HAKIM Chaidir bergeming. Meski tampak amat berhati-hati, ia hakul yakin tak salah memutus nasib Abdullah bin Andah. Ketika itu, 14 tahun silam, adalah Chaidir yang memimpin persidangan dan lalu menghukum Abdullah seumur hidup.
Saat bertugas di Pengadilan Negeri Lhokseumawe, Aceh (1983-1991), Chaidir kerap menangani perkara penting. Selain kasus Abdullah, ia juga pernah mengadili Tengku Abdul Rahman, salah satu pemimpin Gerakan Aceh Merdeka yang didakwa telah menghasut rakyat supaya berontak. Sidang itu dinilai "sukses". Walau mengaku banyak mendapat ancaman, tanpa ampun ia mengirim sang terdakwa ke penjara selama 12 tahun.
Dari Aceh, karier sarjana hukum lulusan Universitas Syah Kuala ini lalu melejit. Ia diangkat menjadi Wakil Ketua Pengadilan Negeri Metro, Lampung (1999-2000), sebelum kemudian menjadi Ketua Pengadilan Negeri Purwakarta (2000-2002), dan masuk ke Ibu Kota sebagai hakim di Pengadilan Negeri Jakarta Barat sejak 2002 lalu sampai sekarang. Berikut petikan wawancara Iwan Setiawan dari TEMPO dengan hakim penggemar golf itu.
Apa yang membuat Anda yakin Abdullah ikut membunuh bersama Syaiful?
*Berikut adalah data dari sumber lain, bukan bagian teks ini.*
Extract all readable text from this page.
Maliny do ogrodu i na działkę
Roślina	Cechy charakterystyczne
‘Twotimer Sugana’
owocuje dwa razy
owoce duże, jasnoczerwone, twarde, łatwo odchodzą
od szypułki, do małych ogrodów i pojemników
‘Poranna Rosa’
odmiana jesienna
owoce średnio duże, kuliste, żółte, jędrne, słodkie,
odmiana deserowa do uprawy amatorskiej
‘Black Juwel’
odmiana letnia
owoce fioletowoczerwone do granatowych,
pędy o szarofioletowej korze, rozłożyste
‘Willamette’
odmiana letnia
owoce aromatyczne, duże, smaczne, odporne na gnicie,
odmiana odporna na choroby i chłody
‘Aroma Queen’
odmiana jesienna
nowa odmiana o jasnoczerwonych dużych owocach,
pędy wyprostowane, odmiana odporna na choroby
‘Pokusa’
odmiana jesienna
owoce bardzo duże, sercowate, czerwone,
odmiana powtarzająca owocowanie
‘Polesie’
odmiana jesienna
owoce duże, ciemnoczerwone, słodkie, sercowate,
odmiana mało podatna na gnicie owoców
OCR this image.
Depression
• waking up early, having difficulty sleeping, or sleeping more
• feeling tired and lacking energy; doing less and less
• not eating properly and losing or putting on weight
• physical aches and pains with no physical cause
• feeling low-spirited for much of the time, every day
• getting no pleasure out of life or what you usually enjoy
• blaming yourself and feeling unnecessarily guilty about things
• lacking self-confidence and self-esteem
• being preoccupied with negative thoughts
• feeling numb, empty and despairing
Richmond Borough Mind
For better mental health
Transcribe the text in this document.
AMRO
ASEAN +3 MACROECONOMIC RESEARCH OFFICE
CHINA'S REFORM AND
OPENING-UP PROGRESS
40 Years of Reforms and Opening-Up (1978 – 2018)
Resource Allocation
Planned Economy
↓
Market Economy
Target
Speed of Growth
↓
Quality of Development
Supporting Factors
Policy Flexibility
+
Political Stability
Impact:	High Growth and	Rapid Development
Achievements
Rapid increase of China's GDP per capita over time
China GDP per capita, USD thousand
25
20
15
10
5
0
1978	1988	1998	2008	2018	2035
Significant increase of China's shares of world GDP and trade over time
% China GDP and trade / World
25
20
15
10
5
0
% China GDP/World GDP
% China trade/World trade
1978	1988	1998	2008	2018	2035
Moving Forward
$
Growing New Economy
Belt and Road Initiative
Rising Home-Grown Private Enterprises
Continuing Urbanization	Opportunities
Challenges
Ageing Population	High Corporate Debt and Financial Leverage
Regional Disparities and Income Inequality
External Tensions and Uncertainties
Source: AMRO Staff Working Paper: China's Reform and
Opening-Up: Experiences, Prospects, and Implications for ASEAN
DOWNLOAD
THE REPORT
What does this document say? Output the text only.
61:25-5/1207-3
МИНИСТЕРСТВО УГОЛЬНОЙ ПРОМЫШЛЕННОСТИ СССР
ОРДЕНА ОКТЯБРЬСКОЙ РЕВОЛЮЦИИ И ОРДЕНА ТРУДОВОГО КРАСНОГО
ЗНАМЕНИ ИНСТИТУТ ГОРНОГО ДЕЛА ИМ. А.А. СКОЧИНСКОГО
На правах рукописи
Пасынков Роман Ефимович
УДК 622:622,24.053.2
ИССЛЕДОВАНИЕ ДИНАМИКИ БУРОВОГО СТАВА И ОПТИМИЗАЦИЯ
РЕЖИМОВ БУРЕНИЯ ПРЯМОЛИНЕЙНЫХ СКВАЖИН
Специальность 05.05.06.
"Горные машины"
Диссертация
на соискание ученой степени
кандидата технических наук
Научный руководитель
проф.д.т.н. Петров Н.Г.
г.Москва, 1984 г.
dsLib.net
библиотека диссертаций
Terus terang, pembunuhan itu adalah kasus yang menyedot perhatian masyarakat di kota sekecil Lhokseumawe. Banyak orang penasaran apa yang membuat pelaku bertindak begitu sadistis kepada bocah cilik itu. Bahkan yang menjadi jaksa penuntut umumnya adalah almarhum Pak Buchari sendiri, Ketua Kejaksaan Negeri Lhokseumawe saat itu. Dalam persidangan, Syaiful menjelaskan bagaimana ia merencanakan, menculik, menyiksa, hingga membunuh Heriana, bersama Abdullah. Semua diceritakannya dengan jelas, tidak berbelit-belit, logis hingga ke detail peristiwanya. Di sidang, Abdullah lebih banyak diam. Ia tak membantah apa yang disampaikan Syaiful, sehingga majelis yakin dia memang ikut menculik dan membunuh Heriana.
Kabarnya, Abdullah mengaku karena tak tahan disiksa polisi.
Kalau begitu, kenapa saat diperiksa hakim Andah tak menceritakannya? Jika hal itu benar, tentu hakim akan memeriksa polisi juga. Selain itu, sulit membuktikan Andah telah disiksa polisi.
Abdullah Anda vonis hanya berdasar keterangan Syaiful seorang, yang menurut hukum tak memadai sebagai alat bukti.
Begini, ada saksi lain yang melihat Syaiful dan Abdullah duduk-duduk di sebuah warung kopi dekat rumah Heriana sebelum bocah itu diculik. Selain itu, pada saat rekonstruksi, majelis juga melihat bagaimana mereka bekerja sama membunuh korban. Caranya meyakinkan. Misalnya, saat mereka mengikat korban di pohon, Syaiful bilang begini kepada Abdullah: "Ayo, cepat ikat. Tempo hari kau yang ikat dia, kan." Setelah itu Abdullah dengan gesit mengikat Heriana ke pohon, dan memperagakan bagaimana ia memukuli wajah korban hingga giginya rontok dan membenamkannya ke sungai. Setelah majelis berunding, kami sepakat Abdullah memang terlibat.
Tapi, dalam surat pernyataan yang dibuat pada 1993, Syaiful menyatakan Abdullah sama sekali tak terlibat.
Kenapa pengakuan itu baru dibuat pada 1993, bukan setelah vonis? Ini kan aneh. Lagi pula, jika benar Abdullah tidak terlibat, saat di penjara tentu mereka tak bakal akur. Sebaliknya, hubungan mereka berdua kan baik-baik saja.
Belakangan Syaiful mengaku ia membunuh bersama Syukri.
Siapa itu Syukri? Syaiful sama sekali tak pernah menyebut namanya di pengadilan.
Anda mendapat tekanan saat mengadili kasus ini?
Tidak, tidak ada tekanan atau intervensi apa pun saat itu. Bahkan pemeriksaan berjalan mudah karena Syaiful tak berusaha menutupi perbuatannya sama sekali. Itu membantu majelis memvonis mereka bersalah.
Bagaimana jika ternyata benar Abdullah tak berdosa?
Sejauh ada bukti baru yang mencukupi bahwa Abdullah tak terlibat, ya, wajar jika ia dibebaskan, walaupun saya yakin keputusan yang kami buat dulu dilandasi cukup bukti.